Ele argumentou ainda que todas as negociações nos moldes do Acordo Coletivo Especial têm o acompanhamento do Ministério do Trabalho e Emprego. "O ACE valoriza a negociação, que é tratada por muitos como um palco de precarização e flexibilização, o que não é verdade."

Antítese

Pesquisador do Conselho Nacional de Desenvolvimento Científico e Tecnológico (CNPq), mestre em Ciência Política pela Unicamp e doutor em Sociologia pela USP, o sociólogo Ricardo Antunes coordena atualmente as coleções "Mundo do Trabalho", pela Boitempo Editorial, e "Trabalho e Emancipação", pela Editora Expressão Popular. Em relação ao ACE, seu entendimento vai na contramão do de Rafael Marques da Silva Junior. "Eu reconheço a boa intenção do Sindicato dos Metalúrgicos do ABC quando ele propõe a legalização do Acordo Coletivo Especial. Naturalmente não se trata de uma iniciativa ‘autofágica'. Mas, num contexto global de destruição dos direitos do trabalhador, eu acredito que há um risco enorme embutido na proposta", advertiu Antunes, em referência à crise econômica internacional que já se aproxima de completar cinco anos. "Não convém propor mudanças na CLT durante um período de turbulência como esse."

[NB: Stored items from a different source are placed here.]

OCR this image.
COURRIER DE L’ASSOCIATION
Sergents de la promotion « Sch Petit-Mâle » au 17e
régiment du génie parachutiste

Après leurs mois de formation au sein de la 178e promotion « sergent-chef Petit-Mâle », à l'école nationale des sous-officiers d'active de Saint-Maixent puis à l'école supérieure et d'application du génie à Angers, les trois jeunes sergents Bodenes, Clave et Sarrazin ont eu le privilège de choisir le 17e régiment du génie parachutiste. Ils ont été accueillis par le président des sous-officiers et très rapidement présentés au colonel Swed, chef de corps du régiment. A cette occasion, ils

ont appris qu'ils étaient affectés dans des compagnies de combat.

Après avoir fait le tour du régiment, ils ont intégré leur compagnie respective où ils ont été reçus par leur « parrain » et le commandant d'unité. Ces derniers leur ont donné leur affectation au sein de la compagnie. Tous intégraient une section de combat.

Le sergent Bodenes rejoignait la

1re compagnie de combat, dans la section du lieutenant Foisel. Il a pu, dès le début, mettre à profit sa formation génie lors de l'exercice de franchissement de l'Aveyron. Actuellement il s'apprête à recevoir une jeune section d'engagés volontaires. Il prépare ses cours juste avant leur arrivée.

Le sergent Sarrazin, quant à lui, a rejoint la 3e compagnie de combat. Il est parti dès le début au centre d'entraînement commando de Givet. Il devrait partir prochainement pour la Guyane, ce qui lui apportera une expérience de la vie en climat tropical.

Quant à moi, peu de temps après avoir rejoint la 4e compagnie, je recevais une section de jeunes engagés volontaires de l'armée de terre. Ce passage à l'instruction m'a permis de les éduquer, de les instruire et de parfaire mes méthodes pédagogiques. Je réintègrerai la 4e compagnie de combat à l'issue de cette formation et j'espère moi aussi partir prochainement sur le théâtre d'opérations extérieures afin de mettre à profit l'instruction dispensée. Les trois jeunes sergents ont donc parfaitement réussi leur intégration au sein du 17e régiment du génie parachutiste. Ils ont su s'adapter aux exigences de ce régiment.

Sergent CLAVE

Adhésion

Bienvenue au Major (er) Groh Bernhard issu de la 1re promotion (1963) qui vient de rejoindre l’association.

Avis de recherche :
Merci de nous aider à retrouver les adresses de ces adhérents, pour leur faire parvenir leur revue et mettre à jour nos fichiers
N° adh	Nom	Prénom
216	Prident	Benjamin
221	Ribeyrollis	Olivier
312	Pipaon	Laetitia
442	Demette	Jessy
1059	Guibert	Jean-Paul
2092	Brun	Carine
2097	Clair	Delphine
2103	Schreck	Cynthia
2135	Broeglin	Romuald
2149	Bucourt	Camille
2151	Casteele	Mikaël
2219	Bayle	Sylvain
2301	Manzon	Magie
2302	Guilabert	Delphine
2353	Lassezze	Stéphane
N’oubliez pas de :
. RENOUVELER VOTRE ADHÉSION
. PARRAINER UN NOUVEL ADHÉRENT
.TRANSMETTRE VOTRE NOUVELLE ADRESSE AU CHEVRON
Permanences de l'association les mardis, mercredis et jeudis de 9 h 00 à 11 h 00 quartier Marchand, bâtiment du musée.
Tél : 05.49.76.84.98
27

O professor mencionou que, na cartilha preparada para divulgar a proposta, o Sindicato defende a ideia de que, dentro de um contexto de liberdade de negociação que seria proporcionado pela legalização do ACE, as categorias mais avançadas do País conquistariam avanços mais significativos, e mais rapidamente, nos acordos coletivos, "puxando" para esse mesmo rumo as categorias menos organizadas. Para Antunes, no entanto, esse "fluxo" pode se dar exatamente no sentido inverso.

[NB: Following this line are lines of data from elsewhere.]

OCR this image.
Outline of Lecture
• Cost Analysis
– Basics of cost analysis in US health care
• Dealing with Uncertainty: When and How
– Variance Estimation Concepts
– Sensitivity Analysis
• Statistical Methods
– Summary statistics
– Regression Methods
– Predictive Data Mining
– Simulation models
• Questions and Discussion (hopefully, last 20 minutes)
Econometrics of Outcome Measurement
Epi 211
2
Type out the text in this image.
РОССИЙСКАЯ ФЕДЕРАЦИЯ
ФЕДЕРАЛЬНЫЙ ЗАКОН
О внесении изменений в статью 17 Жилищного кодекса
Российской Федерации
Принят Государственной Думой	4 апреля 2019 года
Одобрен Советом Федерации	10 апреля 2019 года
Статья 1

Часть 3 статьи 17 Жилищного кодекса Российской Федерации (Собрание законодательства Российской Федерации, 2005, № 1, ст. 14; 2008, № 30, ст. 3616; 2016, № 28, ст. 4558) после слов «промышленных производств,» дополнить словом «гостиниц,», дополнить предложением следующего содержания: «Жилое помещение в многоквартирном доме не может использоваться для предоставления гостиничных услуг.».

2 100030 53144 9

"Sem a blindagem da lei, os trabalhadores desprovidos da proteção de uma estrutura sindical forte podem acabar sendo obrigados a abrir mão de direitos conquistados duramente, o que pode enfraquecer, num segundo momento, inclusive os setores mais robustos da classe trabalhadora."

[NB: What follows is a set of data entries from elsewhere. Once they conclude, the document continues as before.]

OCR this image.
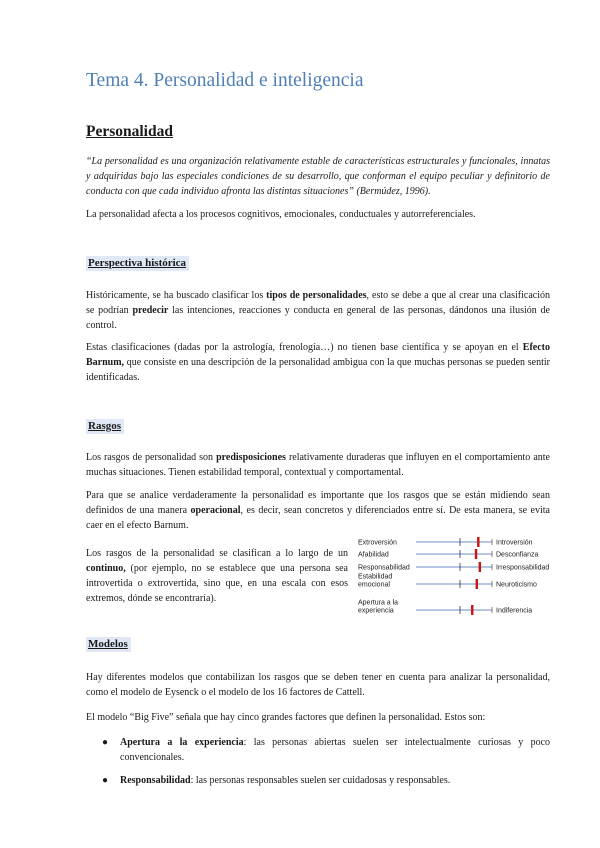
Tema 4. Personalidad e inteligencia
Personalidad

“La personalidad es una organización relativamente estable de características estructurales y funcionales, innatas y adquiridas bajo las especiales condiciones de su desarrollo, que conforman el equipo peculiar y definitorio de conducta con que cada individuo afronta las distintas situaciones” (Bermúdez, 1996).

La personalidad afecta a los procesos cognitivos, emocionales, conductuales y autorreferenciales.

Perspectiva histórica

Históricamente, se ha buscado clasificar los tipos de personalidades, esto se debe a que al crear una clasificación se podrían predecir las intenciones, reacciones y conducta en general de las personas, dándonos una ilusión de control.

Estas clasificaciones (dadas por la astrología, frenología…) no tienen base científica y se apoyan en el Efecto Barnum, que consiste en una descripción de la personalidad ambigua con la que muchas personas se pueden sentir identificadas.

Rasgos

Los rasgos de personalidad son predisposiciones relativamente duraderas que influyen en el comportamiento ante muchas situaciones. Tienen estabilidad temporal, contextual y comportamental.

Para que se analice verdaderamente la personalidad es importante que los rasgos que se están midiendo sean definidos de una manera operacional, es decir, sean concretos y diferenciados entre sí. De esta manera, se evita caer en el efecto Barnum.

Los rasgos de la personalidad se clasifican a lo largo de un continuo, (por ejemplo, no se establece que una persona sea introvertida o extrovertida, sino que, en una escala con esos extremos, dónde se encontraría).

Extroversión	Introversión
Afabilidad	Desconfianza
Responsabilidad	Irresponsabilidad
Estabilidad
emocional	Neuroticismo
Apertura a la
experiencia	Indiferencia
Modelos

Hay diferentes modelos que contabilizan los rasgos que se deben tener en cuenta para analizar la personalidad, como el modelo de Eysenck o el modelo de los 16 factores de Cattell.

El modelo “Big Five” señala que hay cinco grandes factores que definen la personalidad. Estos son:

● Apertura a la experiencia: las personas abiertas suelen ser intelectualmente curiosas y poco convencionales.
● Responsabilidad: las personas responsables suelen ser cuidadosas y responsables.
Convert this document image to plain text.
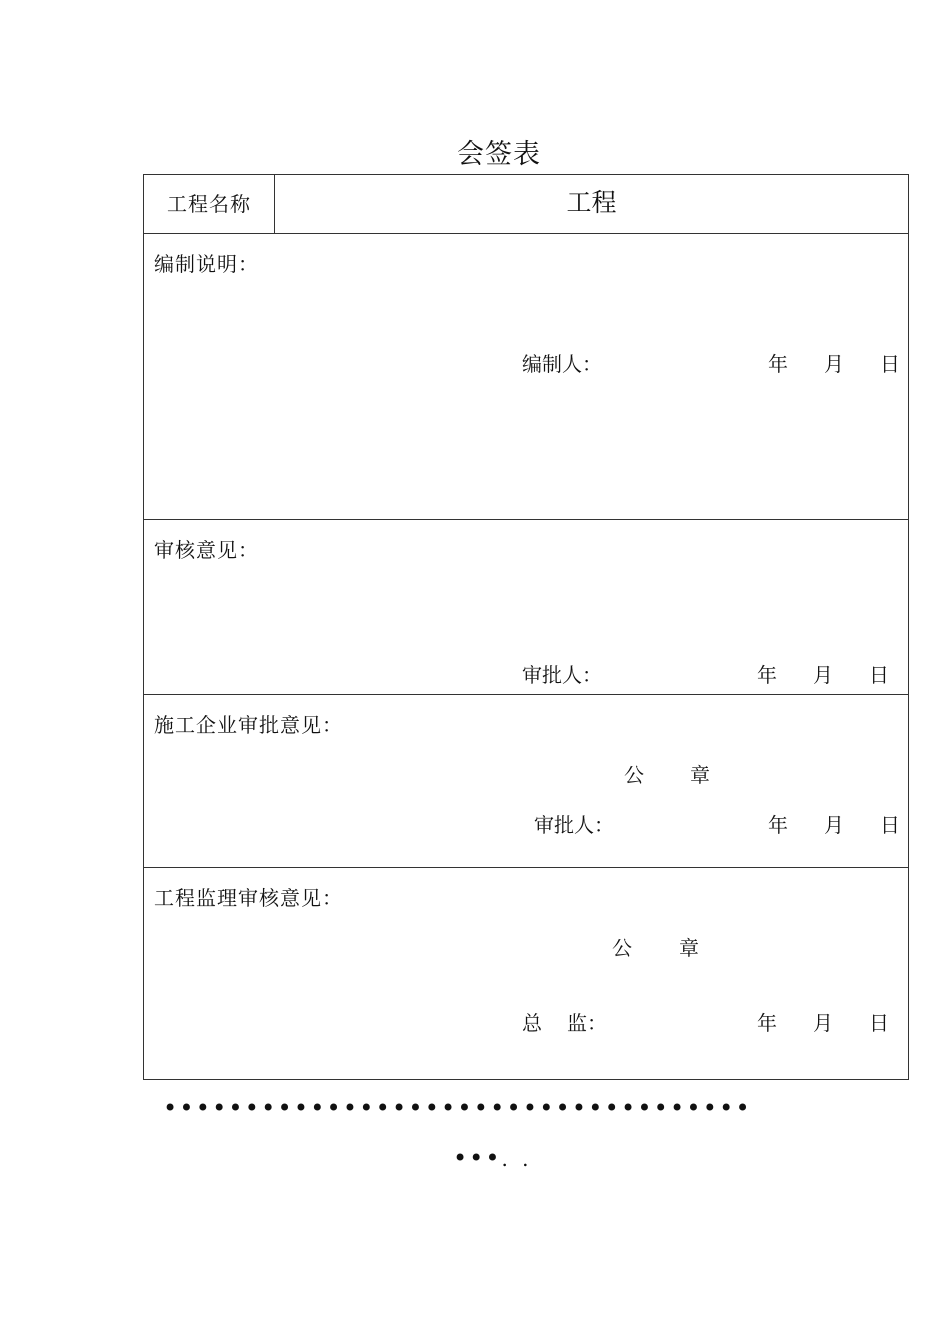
会签表
工程名称	工程
编制说明：
编制人：	年 月 日
审核意见：
审批人：	年 月 日
施工企业审批意见：
公 章
审批人：	年 月 日
工程监理审核意见：
公 章
总 监：	年 月 日
••••••••••••••••••••••••••••••••••••
•••. .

"No discurso mundial em voga atualmente, ‘modernizar' é sinônimo de flexibilização, pejotização [contratação de pessoas físicas como se fossem pessoas jurídicas, com o intuito de reduzir encargos trabalhistas] e precarização", advoga o pesquisador, para quem a proposta de legalização do ACE traz, "pelo menos como conceito", uma espécie de "neocorporativismo" dos metalúrgicos do ABC. "Eles estão pretendendo implantar algo que no contexto restrito de sua experiência pode ser muito bom, mas sem olhar o conjunto do País."

Preocupação

Ex-Presidente da Associação Nacional dos Magistrados da Justiça do Trabalho (Anamatra) – seu mandato se encerrou em maio deste ano –, Renato Henry Sant'Anna lembrou que, em março de 2012, o então presidente do Sindicato dos Metalúrgicos do ABC, Sérgio Nobre, esteve na sede da Anamatra, em Brasília, para apresentar à maior entidade representativa dos juízes trabalhistas no País a proposta de legalização do ACE. Mestre em Direito pela University of Illinois College of Law (EUA), com especialização em Direito do Trabalho (USP), disciplina que leciona há 15 anos na Universidade Paulista (Unip), em Ribeirão Preto, o juiz não escondeu sua preocupação com a proposta e fez coro às ressalvas manifestadas pelo sociólogo Ricardo Antunes.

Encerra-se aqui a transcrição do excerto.